Но положение его было почти безнадежно. Вот медведь сорвал кожу с кисти правой руки, вот запустил острые когти в левое плечо… и двуногий зверь, только что проявивший чудеса храбрости, кричал от страха и боли, как могут кричать только звери.
В одну минуту я вскинул винтовку, прицелился в голову медведя и, рискуя убить двуногого зверя, спустил курок.
Гулкий выстрел прокатился в горах, эхо повторило его много раз, и сразу наступила тишина. Медведь, убитый наповал, рухнул всем телом на своего врага, покрыв его своей огромной тушей. Жив ли он, мой двуногий зверь?
Не помню, как сбежал я в лощину. Бросился к медведю и, ухватив его за лапы, стал тянуть. Напрасное усилие. Я, парижанин двадцатого века, обладал могущественным орудием, которое поражает на смерть, но слишком слабыми руками, привыкшими иметь дело с книгами, а не с тушами медведей. Мне удалось только освободить голову несчастного. Он был жив и даже не потерял сознания. И он смотрел на меня своими блестящими и голубыми, как небо, глазами.
Мой громоподобный выстрел, сразу уложивший медведя, мой необычайный для двуногого зверя вид, — все это должно было сильно поразить его воображение. Но вместе с тем, я не ошибаюсь, он понял главное: что я тоже двуногий зверь, пришедший ему на помощь. И в его взгляде я прочитал что-то похожее на благодарность. Благодарность человека к человеку. Животным также знакомо чувство благодарности. Но в его взоре было нечто большее. Звери так не смотрят. Да, это был человек. Дикий человек, неизвестной, вымершей первобытной белой расы, но человек.
Однако, рассуждать было не время. Надо было звать на помощь. И я стал стрелять, пока не расстрелял все свои патроны. Потом начал кричать. Скоро послышались ответные крики. Ко мне спешили мои проводники.
С их помощью мне удалось освободить белого дикаря от туши медведя и глыбы льда. Он не стонал, хотя кровь обильно текла из его ран, сквозь разорванные мышцы была видна плечевая кость, а нога, повидимому, была переломлена. Я сделал перевязки, а затем мы с величайшей осторожностью понесли к месту стоянки нашу драгоценную ношу.
Едва ли к родному брату я проявил бы столько забот. И понятно почему: ведь это был не просто человек. Это был, быть может, единственный во всем мире экземпляр отдаленных предков человека.

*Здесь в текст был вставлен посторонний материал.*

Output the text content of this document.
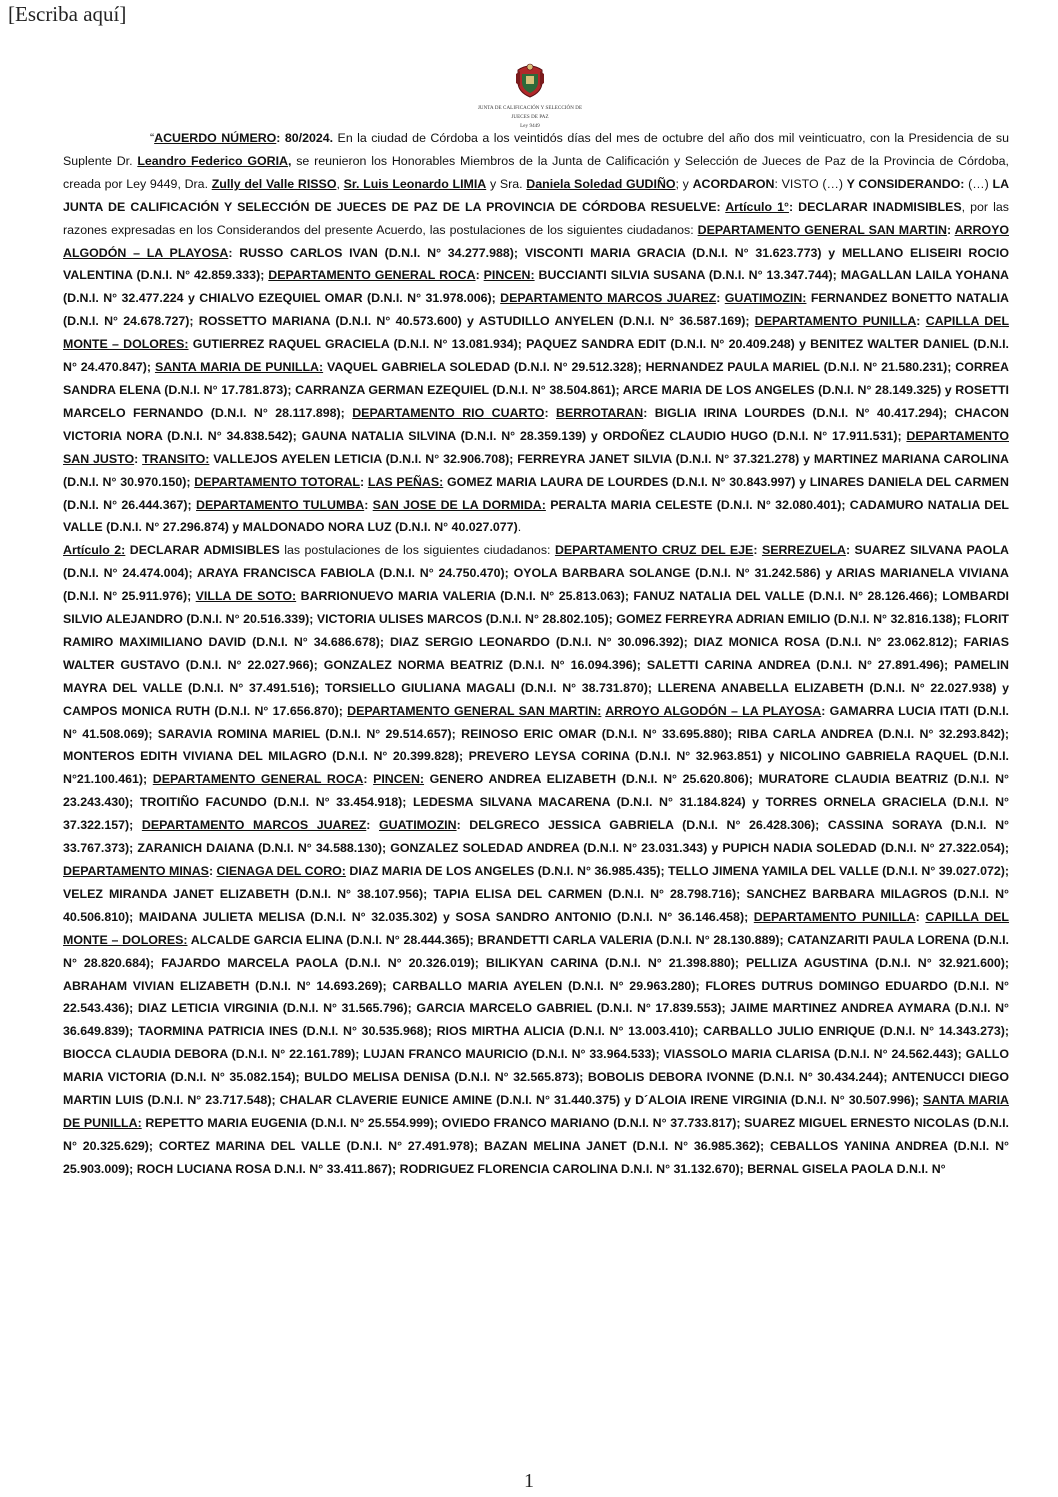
[Escriba aquí]
JUNTA DE CALIFICACIÓN Y SELECCIÓN DE
JUECES DE PAZ
Ley 9449

“ACUERDO NÚMERO: 80/2024. En la ciudad de Córdoba a los veintidós días del mes de octubre del año dos mil veinticuatro, con la Presidencia de su Suplente Dr. Leandro Federico GORIA, se reunieron los Honorables Miembros de la Junta de Calificación y Selección de Jueces de Paz de la Provincia de Córdoba, creada por Ley 9449, Dra. Zully del Valle RISSO, Sr. Luis Leonardo LIMIA y Sra. Daniela Soledad GUDIÑO; y ACORDARON: VISTO (…) Y CONSIDERANDO: (…) LA JUNTA DE CALIFICACIÓN Y SELECCIÓN DE JUECES DE PAZ DE LA PROVINCIA DE CÓRDOBA RESUELVE: Artículo 1°: DECLARAR INADMISIBLES, por las razones expresadas en los Considerandos del presente Acuerdo, las postulaciones de los siguientes ciudadanos: DEPARTAMENTO GENERAL SAN MARTIN: ARROYO ALGODÓN – LA PLAYOSA: RUSSO CARLOS IVAN (D.N.I. N° 34.277.988); VISCONTI MARIA GRACIA (D.N.I. N° 31.623.773) y MELLANO ELISEIRI ROCIO VALENTINA (D.N.I. N° 42.859.333); DEPARTAMENTO GENERAL ROCA: PINCEN: BUCCIANTI SILVIA SUSANA (D.N.I. N° 13.347.744); MAGALLAN LAILA YOHANA (D.N.I. N° 32.477.224 y CHIALVO EZEQUIEL OMAR (D.N.I. N° 31.978.006); DEPARTAMENTO MARCOS JUAREZ: GUATIMOZIN: FERNANDEZ BONETTO NATALIA (D.N.I. N° 24.678.727); ROSSETTO MARIANA (D.N.I. N° 40.573.600) y ASTUDILLO ANYELEN (D.N.I. N° 36.587.169); DEPARTAMENTO PUNILLA: CAPILLA DEL MONTE – DOLORES: GUTIERREZ RAQUEL GRACIELA (D.N.I. N° 13.081.934); PAQUEZ SANDRA EDIT (D.N.I. N° 20.409.248) y BENITEZ WALTER DANIEL (D.N.I. N° 24.470.847); SANTA MARIA DE PUNILLA: VAQUEL GABRIELA SOLEDAD (D.N.I. N° 29.512.328); HERNANDEZ PAULA MARIEL (D.N.I. N° 21.580.231); CORREA SANDRA ELENA (D.N.I. N° 17.781.873); CARRANZA GERMAN EZEQUIEL (D.N.I. N° 38.504.861); ARCE MARIA DE LOS ANGELES (D.N.I. N° 28.149.325) y ROSETTI MARCELO FERNANDO (D.N.I. N° 28.117.898); DEPARTAMENTO RIO CUARTO: BERROTARAN: BIGLIA IRINA LOURDES (D.N.I. N° 40.417.294); CHACON VICTORIA NORA (D.N.I. N° 34.838.542); GAUNA NATALIA SILVINA (D.N.I. N° 28.359.139) y ORDOÑEZ CLAUDIO HUGO (D.N.I. N° 17.911.531); DEPARTAMENTO SAN JUSTO: TRANSITO: VALLEJOS AYELEN LETICIA (D.N.I. N° 32.906.708); FERREYRA JANET SILVIA (D.N.I. N° 37.321.278) y MARTINEZ MARIANA CAROLINA (D.N.I. N° 30.970.150); DEPARTAMENTO TOTORAL: LAS PEÑAS: GOMEZ MARIA LAURA DE LOURDES (D.N.I. N° 30.843.997) y LINARES DANIELA DEL CARMEN (D.N.I. N° 26.444.367); DEPARTAMENTO TULUMBA: SAN JOSE DE LA DORMIDA: PERALTA MARIA CELESTE (D.N.I. N° 32.080.401); CADAMURO NATALIA DEL VALLE (D.N.I. N° 27.296.874) y MALDONADO NORA LUZ (D.N.I. N° 40.027.077).

Artículo 2: DECLARAR ADMISIBLES las postulaciones de los siguientes ciudadanos: DEPARTAMENTO CRUZ DEL EJE: SERREZUELA: SUAREZ SILVANA PAOLA (D.N.I. N° 24.474.004); ARAYA FRANCISCA FABIOLA (D.N.I. N° 24.750.470); OYOLA BARBARA SOLANGE (D.N.I. N° 31.242.586) y ARIAS MARIANELA VIVIANA (D.N.I. N° 25.911.976); VILLA DE SOTO: BARRIONUEVO MARIA VALERIA (D.N.I. N° 25.813.063); FANUZ NATALIA DEL VALLE (D.N.I. N° 28.126.466); LOMBARDI SILVIO ALEJANDRO (D.N.I. N° 20.516.339); VICTORIA ULISES MARCOS (D.N.I. N° 28.802.105); GOMEZ FERREYRA ADRIAN EMILIO (D.N.I. N° 32.816.138); FLORIT RAMIRO MAXIMILIANO DAVID (D.N.I. N° 34.686.678); DIAZ SERGIO LEONARDO (D.N.I. N° 30.096.392); DIAZ MONICA ROSA (D.N.I. N° 23.062.812); FARIAS WALTER GUSTAVO (D.N.I. N° 22.027.966); GONZALEZ NORMA BEATRIZ (D.N.I. N° 16.094.396); SALETTI CARINA ANDREA (D.N.I. N° 27.891.496); PAMELIN MAYRA DEL VALLE (D.N.I. N° 37.491.516); TORSIELLO GIULIANA MAGALI (D.N.I. N° 38.731.870); LLERENA ANABELLA ELIZABETH (D.N.I. N° 22.027.938) y CAMPOS MONICA RUTH (D.N.I. N° 17.656.870); DEPARTAMENTO GENERAL SAN MARTIN: ARROYO ALGODÓN – LA PLAYOSA: GAMARRA LUCIA ITATI (D.N.I. N° 41.508.069); SARAVIA ROMINA MARIEL (D.N.I. N° 29.514.657); REINOSO ERIC OMAR (D.N.I. N° 33.695.880); RIBA CARLA ANDREA (D.N.I. N° 32.293.842); MONTEROS EDITH VIVIANA DEL MILAGRO (D.N.I. N° 20.399.828); PREVERO LEYSA CORINA (D.N.I. N° 32.963.851) y NICOLINO GABRIELA RAQUEL (D.N.I. N°21.100.461); DEPARTAMENTO GENERAL ROCA: PINCEN: GENERO ANDREA ELIZABETH (D.N.I. N° 25.620.806); MURATORE CLAUDIA BEATRIZ (D.N.I. N° 23.243.430); TROITIÑO FACUNDO (D.N.I. N° 33.454.918); LEDESMA SILVANA MACARENA (D.N.I. N° 31.184.824) y TORRES ORNELA GRACIELA (D.N.I. N° 37.322.157); DEPARTAMENTO MARCOS JUAREZ: GUATIMOZIN: DELGRECO JESSICA GABRIELA (D.N.I. N° 26.428.306); CASSINA SORAYA (D.N.I. N° 33.767.373); ZARANICH DAIANA (D.N.I. N° 34.588.130); GONZALEZ SOLEDAD ANDREA (D.N.I. N° 23.031.343) y PUPICH NADIA SOLEDAD (D.N.I. N° 27.322.054); DEPARTAMENTO MINAS: CIENAGA DEL CORO: DIAZ MARIA DE LOS ANGELES (D.N.I. N° 36.985.435); TELLO JIMENA YAMILA DEL VALLE (D.N.I. N° 39.027.072); VELEZ MIRANDA JANET ELIZABETH (D.N.I. N° 38.107.956); TAPIA ELISA DEL CARMEN (D.N.I. N° 28.798.716); SANCHEZ BARBARA MILAGROS (D.N.I. N° 40.506.810); MAIDANA JULIETA MELISA (D.N.I. N° 32.035.302) y SOSA SANDRO ANTONIO (D.N.I. N° 36.146.458); DEPARTAMENTO PUNILLA: CAPILLA DEL MONTE – DOLORES: ALCALDE GARCIA ELINA (D.N.I. N° 28.444.365); BRANDETTI CARLA VALERIA (D.N.I. N° 28.130.889); CATANZARITI PAULA LORENA (D.N.I. N° 28.820.684); FAJARDO MARCELA PAOLA (D.N.I. N° 20.326.019); BILIKYAN CARINA (D.N.I. N° 21.398.880); PELLIZA AGUSTINA (D.N.I. N° 32.921.600); ABRAHAM VIVIAN ELIZABETH (D.N.I. N° 14.693.269); CARBALLO MARIA AYELEN (D.N.I. N° 29.963.280); FLORES DUTRUS DOMINGO EDUARDO (D.N.I. N° 22.543.436); DIAZ LETICIA VIRGINIA (D.N.I. N° 31.565.796); GARCIA MARCELO GABRIEL (D.N.I. N° 17.839.553); JAIME MARTINEZ ANDREA AYMARA (D.N.I. N° 36.649.839); TAORMINA PATRICIA INES (D.N.I. N° 30.535.968); RIOS MIRTHA ALICIA (D.N.I. N° 13.003.410); CARBALLO JULIO ENRIQUE (D.N.I. N° 14.343.273); BIOCCA CLAUDIA DEBORA (D.N.I. N° 22.161.789); LUJAN FRANCO MAURICIO (D.N.I. N° 33.964.533); VIASSOLO MARIA CLARISA (D.N.I. N° 24.562.443); GALLO MARIA VICTORIA (D.N.I. N° 35.082.154); BULDO MELISA DENISA (D.N.I. N° 32.565.873); BOBOLIS DEBORA IVONNE (D.N.I. N° 30.434.244); ANTENUCCI DIEGO MARTIN LUIS (D.N.I. N° 23.717.548); CHALAR CLAVERIE EUNICE AMINE (D.N.I. N° 31.440.375) y D´ALOIA IRENE VIRGINIA (D.N.I. N° 30.507.996); SANTA MARIA DE PUNILLA: REPETTO MARIA EUGENIA (D.N.I. N° 25.554.999); OVIEDO FRANCO MARIANO (D.N.I. N° 37.733.817); SUAREZ MIGUEL ERNESTO NICOLAS (D.N.I. N° 20.325.629); CORTEZ MARINA DEL VALLE (D.N.I. N° 27.491.978); BAZAN MELINA JANET (D.N.I. N° 36.985.362); CEBALLOS YANINA ANDREA (D.N.I. N° 25.903.009); ROCH LUCIANA ROSA D.N.I. N° 33.411.867); RODRIGUEZ FLORENCIA CAROLINA D.N.I. N° 31.132.670); BERNAL GISELA PAOLA D.N.I. N°

1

Целый ряд неоспоримых признаков говорил за это… я кричал на проводников, когда они оступались, а сам мысленно уже анатомировал его, взвешивал его мозг, измерял лицевой угол…
Конечно, это не Pitecantropus erectus, остатки костей которого найдены еще тридцать три года тому назад голландским врачем Дюбуа, — питекантропус был ближе к обезьяне, чем к человеку, и вымер уже около миллиона лет тому назад. И это — не гейдельбергский человек, живший на заре ледникового периода, — нечто среднее между человеком и обезьяной; наконец, это и не неандертальский человек ледникового периода, — тот ниже и приземистей… Скорее всего, он — кроманьонец, прародитель или, вернее, случайно сохранившийся потомок этих прародителей народов Западной Европы. Живой кроманьонец. Что скажут мои коллеги? Что скажет весь ученый мир? Это лучше единорога. Я превзошел самого себя.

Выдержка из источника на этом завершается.